« Les derniers jours du disco» de Whit Stillman (une recommandation d’Élisabeth Olliéric)

Découvrir ce livre ici
« Je me souviens du rock » de Gilles Verlant (un conseil d’Emmanuel Plane)

C’est le livre qui me sert de modèle depuis 15 ans. Je n’avais pas fini de le lire que je n’avais qu’une envie : imiter la démarche de l’auteur. Quand Gilles Verlant entreprend en 1998 la rédaction de Je me souviens du rock, il se fixe 3 principes :
-
Retranscrire cinquante souvenirs par jour pendant dix jours.
-
Ne pas remonter à la source de ses souvenirs.
-
Faire l’impasse sur ses souvenirs professionnels.
Ça a donné 39 ans ½ pour tous et, cinq ans plus tard, Basse Fidélité. (ndlr : deux autres excellents ouvrages publiés par Emmanuel sous le pseudo de Philippe Dumez)

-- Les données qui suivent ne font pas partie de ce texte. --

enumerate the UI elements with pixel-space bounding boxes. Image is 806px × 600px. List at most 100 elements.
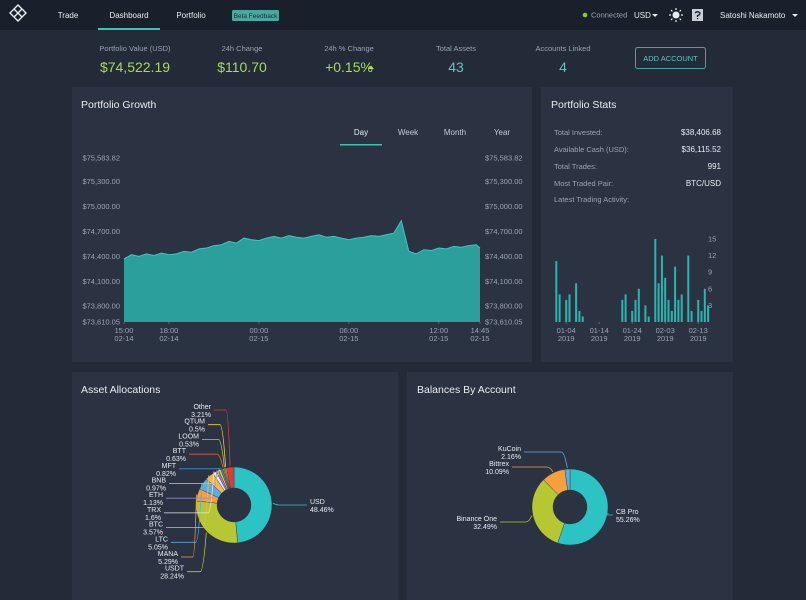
x-tick-label: 15:00: [115, 326, 134, 335]
leader-line: [189, 453, 224, 468]
slice-value: 1.6%: [145, 515, 161, 522]
bar: [621, 299, 624, 322]
slice-label: LTC: [155, 536, 168, 543]
range-tab[interactable]: Year: [494, 128, 511, 137]
stat-value: $38,406.68: [681, 128, 722, 137]
x-tick-label: 18:00: [160, 326, 179, 335]
stat-label: Total Trades:: [554, 162, 597, 171]
summary-label: Portfolio Value (USD): [99, 44, 171, 53]
x-tick-label: 02-15: [249, 334, 268, 343]
slice-value: 5.29%: [158, 559, 178, 566]
stat-label: Latest Trading Activity:: [554, 195, 629, 204]
slice-label: TRX: [147, 507, 161, 514]
slice-label: Bittrex: [489, 461, 509, 468]
bar: [697, 299, 700, 322]
caret: [792, 14, 798, 17]
user-name[interactable]: Satoshi Nakamoto: [720, 11, 786, 20]
slice-label: KuCoin: [498, 446, 521, 453]
x-tick-label: 02-14: [159, 334, 178, 343]
status-dot: [582, 12, 588, 18]
y-tick-label: $73,800.00: [82, 302, 120, 311]
y-tick-label: 3: [708, 301, 712, 310]
summary-value: $74,522.19: [100, 59, 170, 75]
y-tick-label: 6: [708, 284, 712, 293]
theme-toggle[interactable]: [669, 8, 683, 22]
nav-item[interactable]: Portfolio: [176, 11, 206, 20]
stat-label: Total Invested:: [554, 128, 602, 137]
y-tick-label: $75,300.00: [82, 177, 120, 186]
nav-item[interactable]: Dashboard: [109, 11, 148, 20]
help-button[interactable]: [692, 9, 703, 21]
leader-line: [166, 475, 210, 528]
leader-line: [272, 502, 307, 506]
stat-value: 991: [708, 162, 722, 171]
summary-label: 24h Change: [222, 44, 263, 53]
bar: [644, 305, 647, 322]
slice-label: CB Pro: [616, 509, 639, 516]
bar: [670, 310, 673, 322]
bar: [674, 266, 677, 322]
x-tick-label: 2019: [690, 334, 707, 343]
bar: [634, 299, 637, 322]
leader-line: [524, 451, 568, 469]
currency[interactable]: USD: [634, 11, 651, 20]
panel-title: Asset Allocations: [81, 384, 160, 396]
bar: [707, 305, 710, 322]
slice-label: ETH: [149, 492, 163, 499]
stat-label: Most Traded Pair:: [554, 179, 613, 188]
range-tab[interactable]: Month: [444, 128, 466, 137]
bar: [624, 294, 627, 322]
logo[interactable]: [9, 4, 27, 22]
y-tick-label: 9: [708, 268, 712, 277]
y-tick-label: $75,000.00: [485, 202, 523, 211]
x-tick-label: 02-03: [656, 326, 675, 335]
y-tick-label: 12: [708, 251, 716, 260]
slice-value: 1.13%: [143, 500, 163, 507]
donut-slice: [233, 466, 273, 544]
slice-value: 0.5%: [189, 427, 205, 434]
button-label[interactable]: ADD ACCOUNT: [643, 54, 698, 63]
y-tick-label: $74,700.00: [485, 227, 523, 236]
x-tick-label: 02-15: [339, 334, 358, 343]
x-tick-label: 02-15: [429, 334, 448, 343]
slice-value: 0.53%: [179, 441, 199, 448]
summary-label: Accounts Linked: [535, 44, 590, 53]
nav-bar: [0, 0, 806, 30]
y-tick-label: $75,000.00: [82, 202, 120, 211]
slice-label: BTT: [173, 448, 187, 455]
nav-item[interactable]: Trade: [58, 11, 79, 20]
y-tick-label: 15: [708, 235, 716, 244]
x-tick-label: 12:00: [429, 326, 448, 335]
x-tick-label: 01-24: [623, 326, 642, 335]
x-tick-label: 14:45: [471, 326, 490, 335]
add-account-button[interactable]: [635, 47, 706, 69]
slice-value: 3.57%: [143, 530, 163, 537]
badge-bg[interactable]: [232, 10, 279, 21]
leader-line: [187, 532, 207, 573]
slice-value: 5.05%: [148, 544, 168, 551]
leader-line: [512, 466, 554, 473]
range-tab[interactable]: Day: [354, 128, 368, 137]
slice-label: BNB: [152, 478, 167, 485]
caret: [652, 14, 658, 17]
y-tick-label: $74,700.00: [82, 227, 120, 236]
slice-label: Binance One: [457, 516, 498, 523]
bar: [581, 316, 584, 322]
donut-slice: [557, 468, 609, 546]
donut-slice: [564, 468, 571, 491]
summary-value: $110.70: [217, 59, 267, 75]
donut-slice: [226, 466, 235, 489]
range-tab[interactable]: Week: [398, 128, 419, 137]
slice-value: 28.24%: [160, 574, 184, 581]
slice-value: 10.09%: [485, 469, 509, 476]
nav-active-underline: [98, 28, 160, 30]
bar: [578, 310, 581, 322]
badge[interactable]: Beta Feedback: [234, 13, 278, 20]
summary-value: +0.15%: [325, 59, 373, 75]
slice-value: 0.63%: [166, 456, 186, 463]
slice-label: QTUM: [184, 419, 205, 426]
bar: [558, 294, 561, 322]
bar: [677, 299, 680, 322]
x-tick-label: 02-15: [470, 334, 489, 343]
y-tick-label: $74,100.00: [82, 277, 120, 286]
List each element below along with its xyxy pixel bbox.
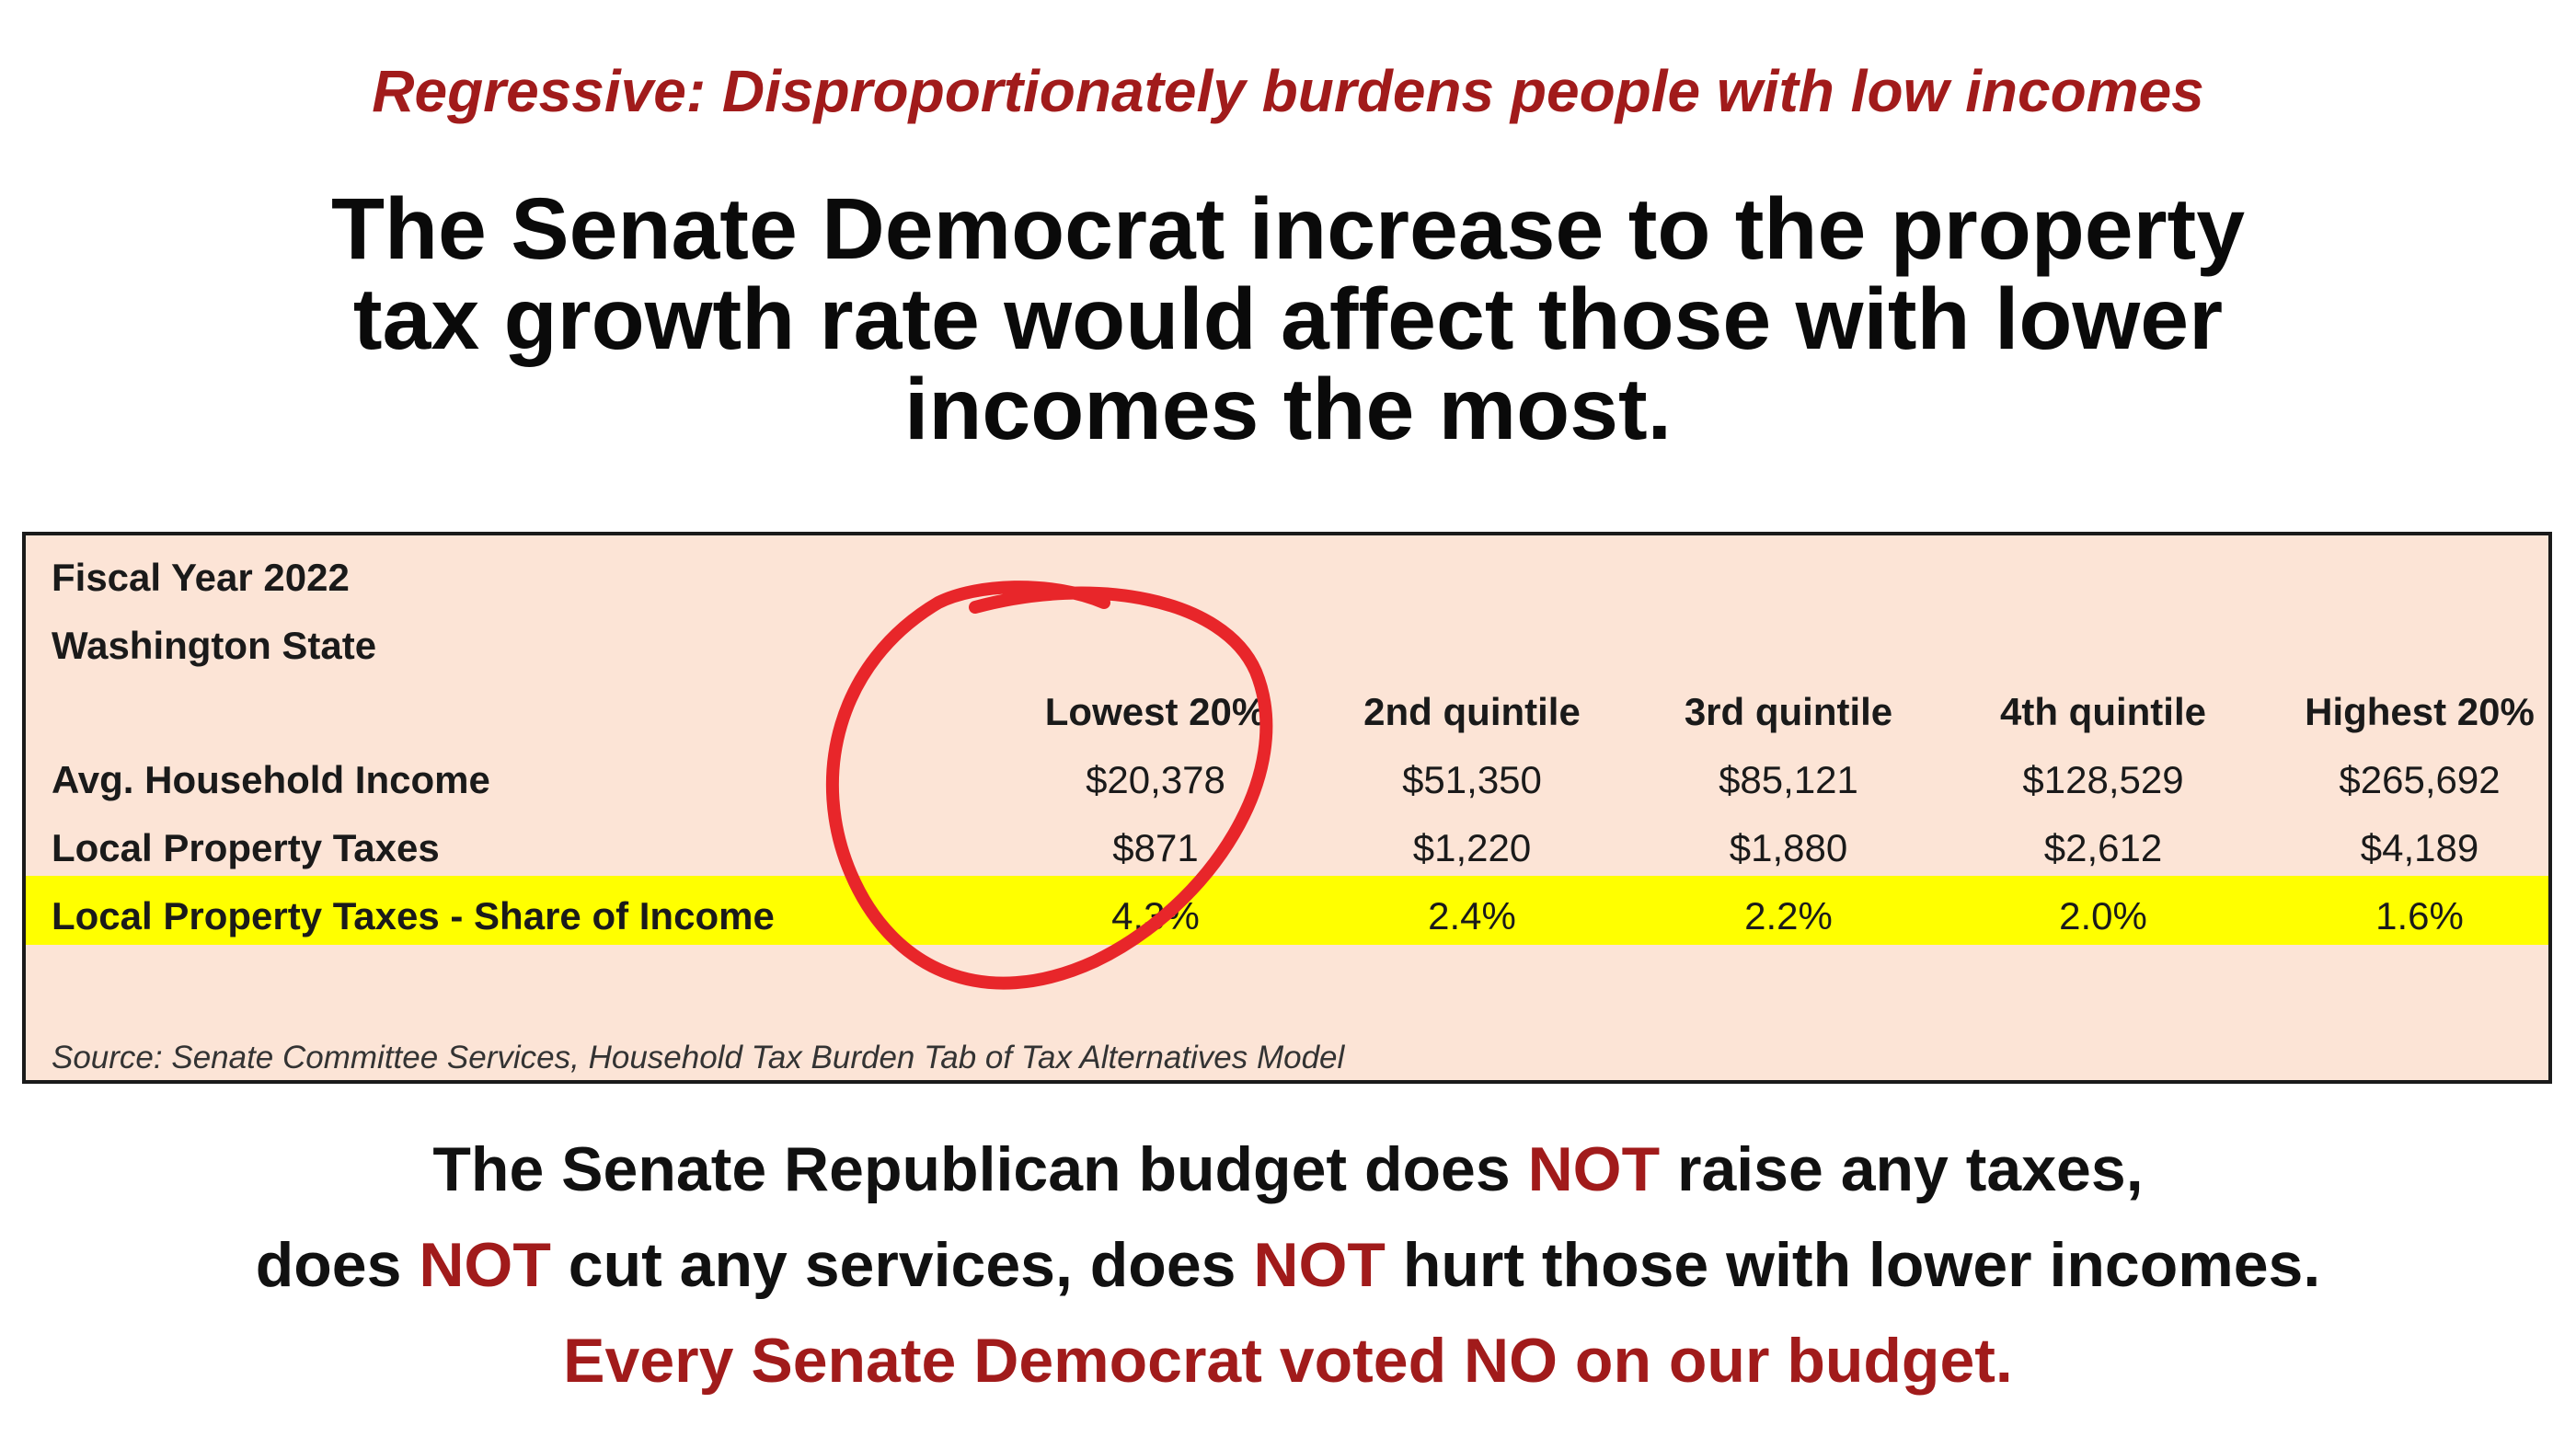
table-cell: $20,378 [1086,758,1225,801]
row-label-property-taxes: Local Property Taxes [52,826,440,869]
table-cell: $51,350 [1402,758,1542,801]
table-cell: $1,220 [1412,826,1532,869]
not-emphasis: NOT [419,1230,551,1300]
table-cell: 2.2% [1744,894,1833,937]
footer-line-1: The Senate Republican budget does NOT ra… [432,1134,2144,1204]
table-cell: $85,121 [1719,758,1858,801]
not-emphasis: NOT [1253,1230,1386,1300]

J’ai eu l’occasion de rencontrer la personne qui avait édité ce livre chez Actes Sud, et elle m’a confié que Je me souviens du rock avait été un four commercialement parlant. Quelle injustice !
Un extrait au hasard :
269. Je me souviens qu’Iggy Pop est membré comme un jeune éléphanteau.
« Face B » de Maxime Schmitt (un conseil d’Emmanuel Plane)

C’est le Je me souviens du rock de Maxime Schmitt. Ai-je besoin d’en dire plus ?
Maxime Schmitt a eu beaucoup de casquettes dans sa vie, de membre actif du RCA Elvis Presley Commitee à parolier de Kraftwerk. Il le raconte sans rouler les mécaniques, avec une écriture très sèche qui lui va à merveille.
Le hasard a voulu qu’un jour, je rencontre Maxime Schmitt. Il prenait un pot avec un ami. Quand je me suis présenté à cet ami, je me suis rendu compte que c’était Ralf Hütter de Kraftwerk. Je ne me suis pas lavé la main pendant 15 jours !
Maxime Schmitt est l’auteur d’une trilogie : Face B, consacré à sa relation à la musique, Cinéma perdu (Le Castrol Astral), et Vélo volé (Gallimard), consacré à sa passion pour la petite reine. Ils sont tous les trois strictement indispensables.
Un extrait :
Le soir de cette fête, Willy DeVille doit raccompagner Marc Bolan. Je l’en dissuade. Cette nuit, Bolan disparaît dans un accident de voiture. Le dernier des T-Rex.
« L’Enfant du rock » de Philippe Manoeuvre (un conseil d’Emmanuel Plane)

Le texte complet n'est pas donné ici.